I'm a big believer in the idea that it's more than just first impressions that count. Of course first impressions are vital, especially in business, but to maintain that business, second, third and fourth impressions must also count as well.
I went for lunch at my 'new' usual pub last week, having only eaten there a few times before, and asked for what I had ordered on my previous visit.
My first impression of the sandwich I'd had (prawn, avocado and tomato) was fantastic, so I not only returned to the pub but reordered the same meal based on my first impression.
However, second time round, the build quality of my sandwich was not up to scratch. The value-add (extra prawns) had been taken away and the spec (no tomatoes) wasn't what I'd ordered. Will I go back to that pub and order the same thing again? I doubt it.

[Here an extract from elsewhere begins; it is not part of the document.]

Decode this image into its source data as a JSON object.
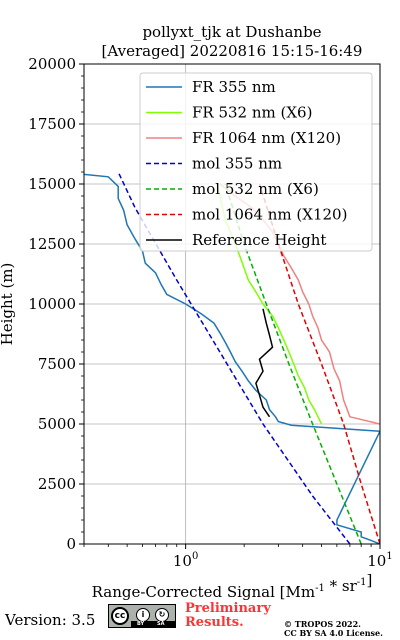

It's the same with most business; even if the impression that the customer gets the first time is one of excellence, if the second impression isn't good, it is unlikely that customer will come back.
It's not gaining new customers that make businesses great, it is managing to retain the same customers year after year.
Providing a great first impression will ensure that the customer has a level of expectation and, if this level is not met second time round, maintaining that customer and aiming to rebuild that damaged impression will invariably be more difficult.
Even though the peripherals that accompanied my sandwich were excellent (side orders, drinks and so on) I was unwilling to compromise on my lunch; I had expectations that weren't met. So I complained and duly received a fresh sandwich. But the damage was done.
Unlike me, many customers are willing to compromise. The technical spec they ordered may not be quite right, but if the peripherals, applications, service and customer care are good they won't complain.
But they are compromising on their own level of expectation and are left with a tarnished impression of their supplier.
The key to retaining customers year after year is managing all customer expectations and realising that every impression counts.